Discover how yeast cells communicate with each other to adapt to changing nutrient sources, revealing a crucial survival mechanism for microorganisms.
The Yeast’s Survival Secrets
In order to survive in your environment tiny organisms like yeast have to sense and respond to changes around you. New research by MIT scientists has revealed that yeast cells can send signals to each other and change the mode of their metabolism, from consuming a favored nutrient to use less-preferred fare instead, when they perceive a shortage in what they normally consume.
These molecules act as an interface (‘Nitrogen Signaling Factors’ NSFs) with the mitochondria, the cells energy factories. They discovered that higher amounts of NSF promote differential gene expression in the fission yeast Schizosaccharomyces pombe, allowing yeast cells to use alternative nutrient sources.
The team also used sophisticated methods to see how NSFs were binding a mitochondrial protein important in metabolism. It exposed a vital strategy yeast cells use to economize on their food supply, helping them to stave off starvation in lean years.

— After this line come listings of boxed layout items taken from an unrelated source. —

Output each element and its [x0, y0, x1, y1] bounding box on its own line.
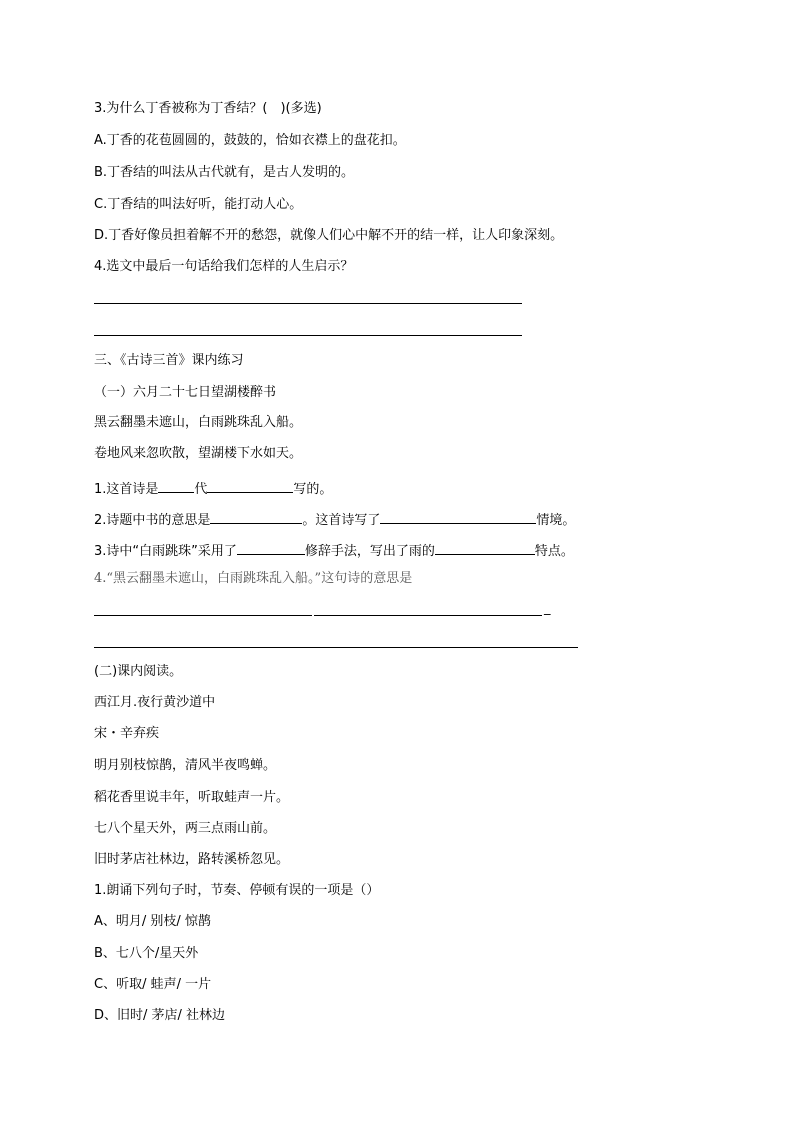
answer-line — [94, 615, 312, 616]
poem-line: 卷地风来忽吹散，望湖楼下水如天。 — [94, 446, 303, 461]
poem-line: 稻花香里说丰年，听取蛙声一片。 — [94, 790, 290, 805]
part-2-question-1-option-b: B、七八个/星天外 — [94, 946, 199, 961]
answer-line — [94, 335, 522, 336]
part-2-question-1-option-a: A、明月/ 别枝/ 惊鹊 — [94, 914, 211, 929]
question-3-option-c: C.丁香结的叫法好听，能打动人心。 — [94, 197, 303, 212]
underscore-mark: _ — [544, 601, 551, 616]
poem-author: 宋・辛弃疾 — [94, 726, 160, 741]
poem-line: 明月别枝惊鹊，清风半夜鸣蝉。 — [94, 758, 277, 773]
part-1-question-1 — [94, 477, 332, 499]
question-text: 。这首诗写了 — [302, 513, 381, 528]
question-text: 3.诗中“白雨跳珠”采用了 — [94, 544, 237, 559]
fill-blank[interactable] — [237, 539, 305, 555]
question-text: 写的。 — [293, 482, 333, 497]
question-text: 2.诗题中书的意思是 — [94, 513, 211, 528]
fill-blank[interactable] — [380, 508, 536, 524]
part-1-question-2 — [94, 508, 575, 530]
poem-title: 西江月.夜行黄沙道中 — [94, 695, 216, 710]
fill-blank[interactable] — [210, 508, 302, 524]
poem-line: 旧时茅店社林边，路转溪桥忽见。 — [94, 852, 290, 867]
question-text: 情境。 — [536, 513, 576, 528]
part-2-question-1-stem: 1.朗诵下列句子时，节奏、停顿有误的一项是（） — [94, 883, 380, 898]
part-2-title: (二)课内阅读。 — [94, 664, 183, 679]
poem-line: 黑云翻墨未遮山，白雨跳珠乱入船。 — [94, 415, 303, 430]
answer-line — [94, 303, 522, 304]
question-text: 1.这首诗是 — [94, 482, 159, 497]
part-1-title: （一）六月二十七日望湖楼醉书 — [94, 385, 277, 400]
fill-blank[interactable] — [158, 477, 194, 493]
answer-line — [314, 615, 542, 616]
part-2-question-1-option-d: D、旧时/ 茅店/ 社林边 — [94, 1008, 226, 1023]
part-1-question-4: 4.“黑云翻墨未遮山，白雨跳珠乱入船。”这句诗的意思是 — [94, 571, 413, 586]
fill-blank[interactable] — [207, 477, 293, 493]
question-4-stem: 4.选文中最后一句话给我们怎样的人生启示？ — [94, 259, 354, 274]
question-text: 代 — [194, 482, 208, 497]
question-3-option-b: B.丁香结的叫法从古代就有，是古人发明的。 — [94, 165, 355, 180]
section-title: 三、《古诗三首》课内练习 — [94, 353, 244, 368]
question-text: 修辞手法，写出了雨的 — [304, 544, 435, 559]
question-3-option-a: A.丁香的花苞圆圆的，鼓鼓的，恰如衣襟上的盘花扣。 — [94, 133, 406, 148]
part-1-question-3 — [94, 539, 574, 561]
question-3-option-d: D.丁香好像员担着解不开的愁怨，就像人们心中解不开的结一样，让人印象深刻。 — [94, 228, 564, 243]
fill-blank[interactable] — [435, 539, 535, 555]
question-3-stem: 3.为什么丁香被称为丁香结？( )(多选) — [94, 101, 322, 116]
question-text: 特点。 — [534, 544, 574, 559]
part-2-question-1-option-c: C、听取/ 蛙声/ 一片 — [94, 977, 212, 992]
answer-line — [94, 647, 578, 648]
poem-line: 七八个星天外，两三点雨山前。 — [94, 821, 277, 836]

Lessons from Yeast for Humans
Modest though it may be, yeast has proven an important model for learning the basics of cell biology and gene expression control. Yeast communication, adaptation could have relevance for many processesThe researchers behind this study — led by the Friedrich Miescher Institute for Biomedical Research and including collaborators in Japan — think their findings about yeast communication and adaptation may apply more generally.

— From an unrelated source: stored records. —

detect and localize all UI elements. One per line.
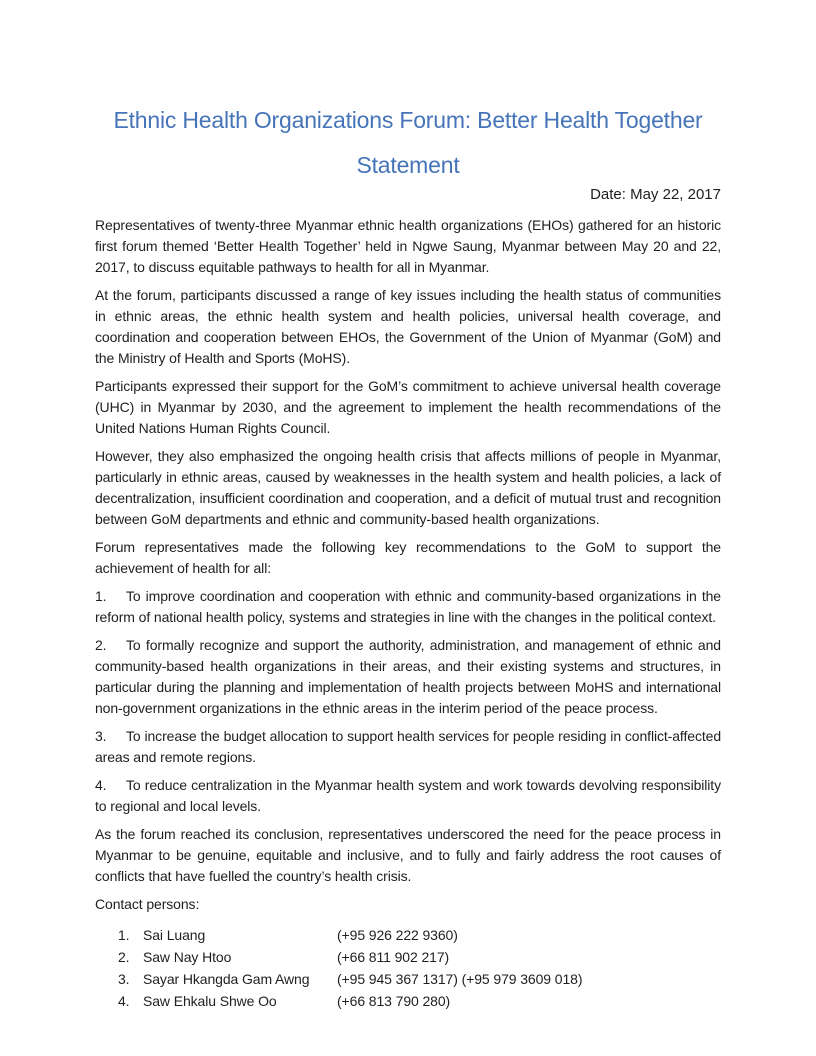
contact-phone: (+66 811 902 217) — [337, 949, 450, 965]
paragraph-intro: Representatives of twenty-three Myanmar ethnic health organizations (EHOs) gathered for an historic first forum themed ‘Better Health Together’ held in Ngwe Saung, Myanmar between May 20 and 22, 2017, to discuss equitable pathways to health for all in Myanmar. — [95, 217, 721, 275]
contacts-heading: Contact persons: — [95, 896, 200, 912]
document-title: Ethnic Health Organizations Forum: Better Health Together — [113, 107, 703, 133]
contact-phone: (+66 813 790 280) — [337, 993, 451, 1009]
contact-name: Sai Luang — [143, 927, 206, 943]
item-number: 2. — [95, 637, 107, 653]
item-number: 1. — [95, 588, 107, 604]
document-subtitle: Statement — [356, 152, 460, 178]
contact-number: 4. — [118, 993, 130, 1009]
item-text: To improve coordination and cooperation with ethnic and community-based organizations in the reform of national health policy, systems and strategies in line with the changes in the political context. — [95, 588, 721, 625]
paragraph-support-uhc: Participants expressed their support for the GoM’s commitment to achieve universal health coverage (UHC) in Myanmar by 2030, and the agreement to implement the health recommendations of the United Nations Human Rights Council. — [95, 378, 721, 436]
item-text: To formally recognize and support the authority, administration, and management of ethnic and community-based health organizations in their areas, and their existing systems and structures, in particular during the planning and implementation of health projects between MoHS and international non-government organizations in the ethnic areas in the interim period of the peace process. — [95, 637, 721, 716]
numbered-item-1 — [95, 586, 721, 628]
item-number: 3. — [95, 728, 107, 744]
contact-phone: (+95 926 222 9360) — [337, 927, 458, 943]
contact-number: 2. — [118, 949, 130, 965]
numbered-item-4 — [95, 775, 721, 817]
contact-name: Saw Nay Htoo — [143, 949, 232, 965]
paragraph-forum-issues: At the forum, participants discussed a range of key issues including the health status of communities in ethnic areas, the ethnic health system and health policies, universal health coverage, and coordination and cooperation between EHOs, the Government of the Union of Myanmar (GoM) and the Ministry of Health and Sports (MoHS). — [95, 287, 721, 366]
numbered-item-2 — [95, 635, 721, 719]
contact-row-3 — [95, 968, 721, 990]
contact-number: 3. — [118, 971, 130, 987]
item-text: To increase the budget allocation to support health services for people residing in conflict-affected areas and remote regions. — [95, 728, 721, 765]
date-line: Date: May 22, 2017 — [590, 186, 721, 203]
numbered-item-3 — [95, 726, 721, 768]
item-number: 4. — [95, 777, 107, 793]
contact-number: 1. — [118, 927, 130, 943]
contact-row-2 — [95, 946, 721, 968]
paragraph-recommendations-lead: Forum representatives made the following key recommendations to the GoM to support the achievement of health for all: — [95, 539, 721, 576]
item-text: To reduce centralization in the Myanmar health system and work towards devolving responsibility to regional and local levels. — [95, 777, 721, 814]
contact-list — [95, 924, 721, 1012]
paragraph-conclusion: As the forum reached its conclusion, representatives underscored the need for the peace process in Myanmar to be genuine, equitable and inclusive, and to fully and fairly address the root causes of conflicts that have fuelled the country’s health crisis. — [95, 826, 721, 884]
contact-row-1 — [95, 924, 721, 946]
contact-row-4 — [95, 990, 721, 1012]
contact-name: Saw Ehkalu Shwe Oo — [143, 993, 277, 1009]
paragraph-health-crisis: However, they also emphasized the ongoing health crisis that affects millions of people in Myanmar, particularly in ethnic areas, caused by weaknesses in the health system and health policies, a lack of decentralization, insufficient coordination and cooperation, and a deficit of mutual trust and recognition between GoM departments and ethnic and community-based health organizations. — [95, 448, 721, 527]
contact-phone: (+95 945 367 1317) (+95 979 3609 018) — [337, 971, 583, 987]
contact-name: Sayar Hkangda Gam Awng — [143, 971, 310, 987]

Yet, as study co-author Michael Bühler notes, ” Strategies for growth and survival are conserved across species. “Studying yeast taught us a great deal about cell biology and the regulation of gene expression.”
In addition to the academic reasons for studying yeast metabolism, the researchers say deeper knowledge could be of particular importance in pathogenic situations where microorganisms may present a challenge to human health. Deciphering how yeast communicate while coping with changes in their surroundings could help researchers devise new methods by which to control or co-opt these processes in additional, beneficial and harmful microbes.
Conclusion
Considering that resolution of yeast communication and adaptation has already provided a key insight into essential mechanisms in microbial physiology to adapt well under altered nutrient conditions. In addition to the insights that this basic understanding of cell biology provides, it also has implications towards potential therapeutic intervention in pathological scenarios associated with microbes. As we learn more about the intricate world of these small creatures, new information may present myriad applications in anything from managing our resources as beautifully and sustainably as they do to guiding us toward how to protect human health.